Intramural Sports: More than just playing around
Everywhere you look these days, you see the electricity of sports: a deep three-pointer sinks through the basket without touching the net, or the game is put away by a devastating drive for a layup. A spectacular catch or a bruising charge between the tackles for a touchdown is the exclamation point on a football game. But this kind of electricity doesn’t belong to the NFL, or the NBA, or the NCAA Bowl Championship Series. This in fact belongs to the Intramural Sports Program at Central Oregon Community College.
The Broadside recently had the opportunity to sit down with Bill Douglass, the Director of Sports and Recreation for the 30 year old program, in order to get his view on the program, where it came from, and where it expects to go in the future.
The Intramural Sports program has been in operation for 30 years, and showcases over 20 different sports for a student to choose from, the sports varying from term to term. There are of course the usual suspects—3 vs. 3 and 5 vs. 5 basketball, flag football, softball and indoor soccer. There is also bowling, road and trail cycling, disc golf, and even a Home Run Derby available to the students as well, although Mr. Douglass said that the students are welcome to propose new ideas for recreational sports and the more competitive club sports.
“We encourage ideas from the student body in regards to new intramural sports and recreational activities,” Douglass said. “Right now, the most popular intramural sports at this time are the basketball leagues that include 16 teams for winter term. The volleyball leagues are also popular with an eight team league. And it looks like the indoor soccer league will have around six teams playing winter term.”

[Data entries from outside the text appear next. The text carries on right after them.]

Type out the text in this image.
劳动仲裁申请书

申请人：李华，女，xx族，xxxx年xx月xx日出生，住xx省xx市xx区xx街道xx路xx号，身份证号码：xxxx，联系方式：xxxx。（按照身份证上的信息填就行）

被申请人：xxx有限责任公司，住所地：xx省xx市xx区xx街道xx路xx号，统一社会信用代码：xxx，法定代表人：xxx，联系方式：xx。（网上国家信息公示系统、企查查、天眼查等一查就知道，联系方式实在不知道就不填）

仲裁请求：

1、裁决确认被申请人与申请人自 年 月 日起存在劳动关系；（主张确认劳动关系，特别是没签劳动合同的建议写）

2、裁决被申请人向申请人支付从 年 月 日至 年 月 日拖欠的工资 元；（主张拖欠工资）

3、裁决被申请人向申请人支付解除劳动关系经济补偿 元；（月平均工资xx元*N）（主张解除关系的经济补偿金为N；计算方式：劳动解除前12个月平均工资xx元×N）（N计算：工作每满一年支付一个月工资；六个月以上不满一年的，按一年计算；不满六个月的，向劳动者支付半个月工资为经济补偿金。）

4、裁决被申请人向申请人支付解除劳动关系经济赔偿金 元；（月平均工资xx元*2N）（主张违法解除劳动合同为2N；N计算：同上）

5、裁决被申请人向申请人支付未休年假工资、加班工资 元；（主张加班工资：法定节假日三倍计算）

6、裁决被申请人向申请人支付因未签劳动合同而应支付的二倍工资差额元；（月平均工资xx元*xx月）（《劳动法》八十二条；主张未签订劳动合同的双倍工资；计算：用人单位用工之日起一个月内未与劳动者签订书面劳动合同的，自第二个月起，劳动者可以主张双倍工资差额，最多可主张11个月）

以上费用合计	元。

With all the different options available to work off stress from classes or especially from finals week, it’s plain to see that the Intramural Sports program is wildly popular among the student body. Garrett Gavlan, the coach of the COCC bodybuilding team and former member of COCC student council, echoed this sentiment.
“I see the program as supplemental to the education we receive at COCC,” Gavlan said. “It provides a place where students can grow by creating a sports club, joining a team, or entering in a fun run.”
Although, the bodybuilding team is not without its share of issues, however small that share may be. “The only hardship the program is dealing with is coming up with the funds to support so many programs,” Gavlan said when asked about any ideas he had to improve the Intramural Sports Program, “But so far the team has been dealing with it quite well by increasing fundraising and community sponsors.”
So could the student government step in to help the program deal with this hardship? The Broadside asked Mr. Gavlan if he thought ASCOCC should consider supporting the Intramural Sports program .
“It is critical that they continue funding the sports program and if they were to survey the students to justify the expenditure, I believe they would find that students do want their collected fees to support the intramural sports program,” Gavlan responded, though he was quick to ensure the Broadside that ASCOCC should not be the only entity considering increasing funds. “Although it is not just the responsibility of ASCOCC. The responsibility also lies on the college to offer the majority of the funding for the program.”